BT Group (BT.L), Britain’s biggest broadband and mobile provider, will cut up to 55,000 jobs including contractors by 2030 – potentially over 40% of its workforce – as it completes its fibre roll-out and adapts to new technologies such as AI.
The company has been working through a transformation plan to build a national fibre network under boss Philip Jansen, as well as rolling out high-speed 5G mobile services.
The former state monopoly reported on Thursday pro forma revenue and core earnings growth for the first time in six years in the year to the end of March, but the cost of transforming the business, and the hit to its free cash flow took a toll, sending its shares down 7% in morning trade.
Jansen said after completing the fibre roll-out, digitising the way it worked, adopting artificial intelligence (AI) and simplifying its structure, BT would rely on a much smaller workforce and significantly reduced cost base by the end of the 2020s.

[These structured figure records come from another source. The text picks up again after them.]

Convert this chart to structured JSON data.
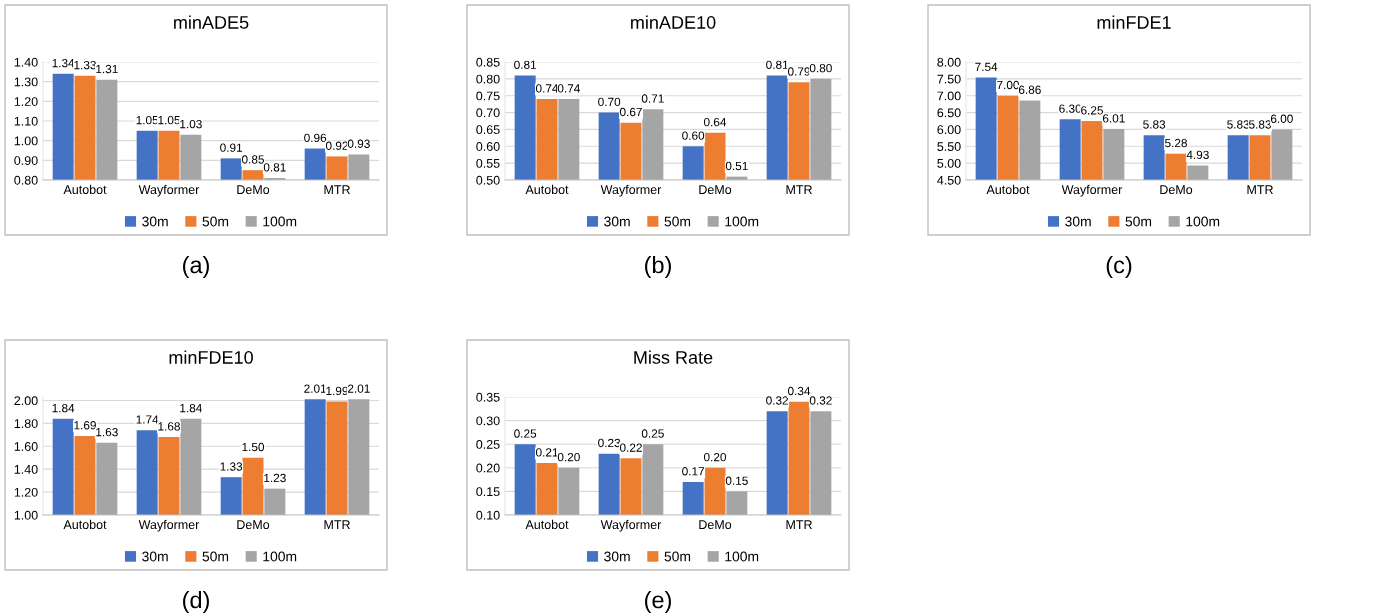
{
  "chart_data": [
    {
      "type": "bar",
      "title": "minADE5",
      "categories": [
        "Autobot",
        "Wayformer",
        "DeMo",
        "MTR"
      ],
      "ylim": [
        0.8,
        1.4
      ],
      "yticks": [
        {
          "value": 0.8,
          "label": "0.80"
        },
        {
          "value": 0.9,
          "label": "0.90"
        },
        {
          "value": 1.0,
          "label": "1.00"
        },
        {
          "value": 1.1,
          "label": "1.10"
        },
        {
          "value": 1.2,
          "label": "1.20"
        },
        {
          "value": 1.3,
          "label": "1.30"
        },
        {
          "value": 1.4,
          "label": "1.40"
        }
      ],
      "grid": "y",
      "legend": "bottom",
      "annotations": [
        "(a)"
      ],
      "series": [
        {
          "name": "30m",
          "color": "#4472c4",
          "values": [
            1.34,
            1.05,
            0.91,
            0.96
          ],
          "value_labels": [
            "1.34",
            "1.05",
            "0.91",
            "0.96"
          ]
        },
        {
          "name": "50m",
          "color": "#ed7d31",
          "values": [
            1.33,
            1.05,
            0.85,
            0.92
          ],
          "value_labels": [
            "1.33",
            "1.05",
            "0.85",
            "0.92"
          ]
        },
        {
          "name": "100m",
          "color": "#a5a5a5",
          "values": [
            1.31,
            1.03,
            0.81,
            0.93
          ],
          "value_labels": [
            "1.31",
            "1.03",
            "0.81",
            "0.93"
          ]
        }
      ]
    },
    {
      "type": "bar",
      "title": "minADE10",
      "categories": [
        "Autobot",
        "Wayformer",
        "DeMo",
        "MTR"
      ],
      "ylim": [
        0.5,
        0.85
      ],
      "yticks": [
        {
          "value": 0.5,
          "label": "0.50"
        },
        {
          "value": 0.55,
          "label": "0.55"
        },
        {
          "value": 0.6,
          "label": "0.60"
        },
        {
          "value": 0.65,
          "label": "0.65"
        },
        {
          "value": 0.7,
          "label": "0.70"
        },
        {
          "value": 0.75,
          "label": "0.75"
        },
        {
          "value": 0.8,
          "label": "0.80"
        },
        {
          "value": 0.85,
          "label": "0.85"
        }
      ],
      "grid": "y",
      "legend": "bottom",
      "annotations": [
        "(b)"
      ],
      "series": [
        {
          "name": "30m",
          "color": "#4472c4",
          "values": [
            0.81,
            0.7,
            0.6,
            0.81
          ],
          "value_labels": [
            "0.81",
            "0.70",
            "0.60",
            "0.81"
          ]
        },
        {
          "name": "50m",
          "color": "#ed7d31",
          "values": [
            0.74,
            0.67,
            0.64,
            0.79
          ],
          "value_labels": [
            "0.74",
            "0.67",
            "0.64",
            "0.79"
          ]
        },
        {
          "name": "100m",
          "color": "#a5a5a5",
          "values": [
            0.74,
            0.71,
            0.51,
            0.8
          ],
          "value_labels": [
            "0.74",
            "0.71",
            "0.51",
            "0.80"
          ]
        }
      ]
    },
    {
      "type": "bar",
      "title": "minFDE1",
      "categories": [
        "Autobot",
        "Wayformer",
        "DeMo",
        "MTR"
      ],
      "ylim": [
        4.5,
        8.0
      ],
      "yticks": [
        {
          "value": 4.5,
          "label": "4.50"
        },
        {
          "value": 5.0,
          "label": "5.00"
        },
        {
          "value": 5.5,
          "label": "5.50"
        },
        {
          "value": 6.0,
          "label": "6.00"
        },
        {
          "value": 6.5,
          "label": "6.50"
        },
        {
          "value": 7.0,
          "label": "7.00"
        },
        {
          "value": 7.5,
          "label": "7.50"
        },
        {
          "value": 8.0,
          "label": "8.00"
        }
      ],
      "grid": "y",
      "legend": "bottom",
      "annotations": [
        "(c)"
      ],
      "series": [
        {
          "name": "30m",
          "color": "#4472c4",
          "values": [
            7.54,
            6.3,
            5.83,
            5.83
          ],
          "value_labels": [
            "7.54",
            "6.30",
            "5.83",
            "5.83"
          ]
        },
        {
          "name": "50m",
          "color": "#ed7d31",
          "values": [
            7.0,
            6.25,
            5.28,
            5.83
          ],
          "value_labels": [
            "7.00",
            "6.25",
            "5.28",
            "5.83"
          ]
        },
        {
          "name": "100m",
          "color": "#a5a5a5",
          "values": [
            6.86,
            6.01,
            4.93,
            6.0
          ],
          "value_labels": [
            "6.86",
            "6.01",
            "4.93",
            "6.00"
          ]
        }
      ]
    },
    {
      "type": "bar",
      "title": "minFDE10",
      "categories": [
        "Autobot",
        "Wayformer",
        "DeMo",
        "MTR"
      ],
      "ylim": [
        1.0,
        2.03
      ],
      "yticks": [
        {
          "value": 1.0,
          "label": "1.00"
        },
        {
          "value": 1.2,
          "label": "1.20"
        },
        {
          "value": 1.4,
          "label": "1.40"
        },
        {
          "value": 1.6,
          "label": "1.60"
        },
        {
          "value": 1.8,
          "label": "1.80"
        },
        {
          "value": 2.0,
          "label": "2.00"
        }
      ],
      "grid": "y",
      "legend": "bottom",
      "annotations": [
        "(d)"
      ],
      "series": [
        {
          "name": "30m",
          "color": "#4472c4",
          "values": [
            1.84,
            1.74,
            1.33,
            2.01
          ],
          "value_labels": [
            "1.84",
            "1.74",
            "1.33",
            "2.01"
          ]
        },
        {
          "name": "50m",
          "color": "#ed7d31",
          "values": [
            1.69,
            1.68,
            1.5,
            1.99
          ],
          "value_labels": [
            "1.69",
            "1.68",
            "1.50",
            "1.99"
          ]
        },
        {
          "name": "100m",
          "color": "#a5a5a5",
          "values": [
            1.63,
            1.84,
            1.23,
            2.01
          ],
          "value_labels": [
            "1.63",
            "1.84",
            "1.23",
            "2.01"
          ]
        }
      ]
    },
    {
      "type": "bar",
      "title": "Miss Rate",
      "categories": [
        "Autobot",
        "Wayformer",
        "DeMo",
        "MTR"
      ],
      "ylim": [
        0.1,
        0.35
      ],
      "yticks": [
        {
          "value": 0.1,
          "label": "0.10"
        },
        {
          "value": 0.15,
          "label": "0.15"
        },
        {
          "value": 0.2,
          "label": "0.20"
        },
        {
          "value": 0.25,
          "label": "0.25"
        },
        {
          "value": 0.3,
          "label": "0.30"
        },
        {
          "value": 0.35,
          "label": "0.35"
        }
      ],
      "grid": "y",
      "legend": "bottom",
      "annotations": [
        "(e)"
      ],
      "series": [
        {
          "name": "30m",
          "color": "#4472c4",
          "values": [
            0.25,
            0.23,
            0.17,
            0.32
          ],
          "value_labels": [
            "0.25",
            "0.23",
            "0.17",
            "0.32"
          ]
        },
        {
          "name": "50m",
          "color": "#ed7d31",
          "values": [
            0.21,
            0.22,
            0.2,
            0.34
          ],
          "value_labels": [
            "0.21",
            "0.22",
            "0.20",
            "0.34"
          ]
        },
        {
          "name": "100m",
          "color": "#a5a5a5",
          "values": [
            0.2,
            0.25,
            0.15,
            0.32
          ],
          "value_labels": [
            "0.20",
            "0.25",
            "0.15",
            "0.32"
          ]
        }
      ]
    }
  ]
}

“New BT Group will be a leaner business with a brighter future,” he said.
The group’s total number of workers would reduce from 130,000 to between 75,000 and 90,000 by its 2030 financial year at the latest, it said. Some 30,000 of its current employees are contractors.
Jansen said BT’s ongoing job cuts would accelerate as it completes its fibre build and switches off 3G.
“It’s a rolling programme (of cuts), but it’s a five-to-seven-year landing zone,” he told reporters.